Airlines have argued that lowering the passenger charges at the airport will allow them to grow their businesses, but Philips said that the proposed €2 reduction would not be passed on by the carriers to their customers.
"The airlines are a stakeholder group that are on a quarterly reporting cycle, and we are not. So when the prices drop for airport charges, they [the airlines] get the benefit of it immediately. So Aer Lingus or Ryanair or Lufthansa, or whoever, gets €2 immediately.
"Based on our passenger numbers of 32 million, you're talking about a more than €70m direct wealth transfer each year to largely foreign-owned airlines who are making enormous returns."
DAA is planning to invest about €2bn in infrastructure over the five-year period covered by the regulator's passenger charge determination.

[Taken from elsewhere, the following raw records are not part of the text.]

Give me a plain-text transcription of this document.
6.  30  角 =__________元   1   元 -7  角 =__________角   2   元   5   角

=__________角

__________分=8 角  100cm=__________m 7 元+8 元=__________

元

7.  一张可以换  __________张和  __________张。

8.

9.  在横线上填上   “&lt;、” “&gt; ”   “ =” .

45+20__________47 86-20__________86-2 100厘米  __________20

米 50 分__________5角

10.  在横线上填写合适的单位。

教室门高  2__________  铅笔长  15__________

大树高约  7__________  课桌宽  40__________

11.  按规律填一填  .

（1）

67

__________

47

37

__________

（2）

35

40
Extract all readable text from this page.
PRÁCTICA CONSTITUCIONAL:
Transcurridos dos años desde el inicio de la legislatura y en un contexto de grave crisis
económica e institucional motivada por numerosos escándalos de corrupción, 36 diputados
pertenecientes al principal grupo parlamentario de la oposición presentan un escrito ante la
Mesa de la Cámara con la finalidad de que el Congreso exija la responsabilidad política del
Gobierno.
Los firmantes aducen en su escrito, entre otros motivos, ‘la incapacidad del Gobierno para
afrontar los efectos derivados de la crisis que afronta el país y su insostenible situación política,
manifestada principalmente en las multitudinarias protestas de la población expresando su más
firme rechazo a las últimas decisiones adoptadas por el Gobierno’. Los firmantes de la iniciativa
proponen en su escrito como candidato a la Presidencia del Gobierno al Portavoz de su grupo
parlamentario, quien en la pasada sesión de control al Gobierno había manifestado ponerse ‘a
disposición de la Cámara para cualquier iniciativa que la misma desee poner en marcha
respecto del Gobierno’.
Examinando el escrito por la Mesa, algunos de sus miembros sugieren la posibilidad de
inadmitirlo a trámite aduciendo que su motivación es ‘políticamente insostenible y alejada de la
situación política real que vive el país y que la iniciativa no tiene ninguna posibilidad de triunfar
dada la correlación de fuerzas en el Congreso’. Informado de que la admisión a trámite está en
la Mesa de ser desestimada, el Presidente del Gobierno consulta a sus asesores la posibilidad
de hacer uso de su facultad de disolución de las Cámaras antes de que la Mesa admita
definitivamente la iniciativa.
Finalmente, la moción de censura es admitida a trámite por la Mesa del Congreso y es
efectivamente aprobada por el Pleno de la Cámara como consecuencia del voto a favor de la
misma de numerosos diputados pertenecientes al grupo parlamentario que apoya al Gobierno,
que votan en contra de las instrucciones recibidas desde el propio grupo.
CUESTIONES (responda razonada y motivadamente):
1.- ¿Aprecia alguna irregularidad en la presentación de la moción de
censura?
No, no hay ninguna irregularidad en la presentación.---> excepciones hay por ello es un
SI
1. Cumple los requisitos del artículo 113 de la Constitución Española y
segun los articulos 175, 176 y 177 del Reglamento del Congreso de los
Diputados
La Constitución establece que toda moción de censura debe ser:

But the proposed cut would mean that somewhere between €500m and €1bn of that investment plan would have to be scrapped, he said. Without this investment, Philips is adamant that the airport will not be able to fulfil its goal of expansion to 40 million passengers - from its current level of 32 million - and that growth could stagnate.
"The great irony of all of this is that we sat down with the airlines and said we wanted to do all of this, costing €2bn. They were broadly supportive. We need the capacity, and everybody recognises we need the capacity," he said.
A cut at Dublin would also put regional airports, including DAA-owned Cork Airport, in "a really difficult situation" as they struggle to compete with Dublin.
"A €7.50 charge per passenger in the world I come from, which is retail, is like selling milk below cost. What happens is the regional airports will have to price under us or they will be out of kilter. At that point, I think they're in real trouble."
Asked if DAA would look to sell Cork Airport in that scenario, Philips said: "I think the whole regional airport model, not just Cork, is under huge pressure at that price. Cork would lose €8m to €10m a year. For Cork, that's a disaster."
He continued: "As CEO of the group, my challenge at the moment is to alert people to the pending danger of turning a virtuous circle of investing in infrastructure, bringing in new airlines, continuing to generate growth here in Dublin and in Cork, which is the fastest growing airport in the State, to a vicious cycle. What we do with Cork losing €8m to €10m... it's a nightmare scenario."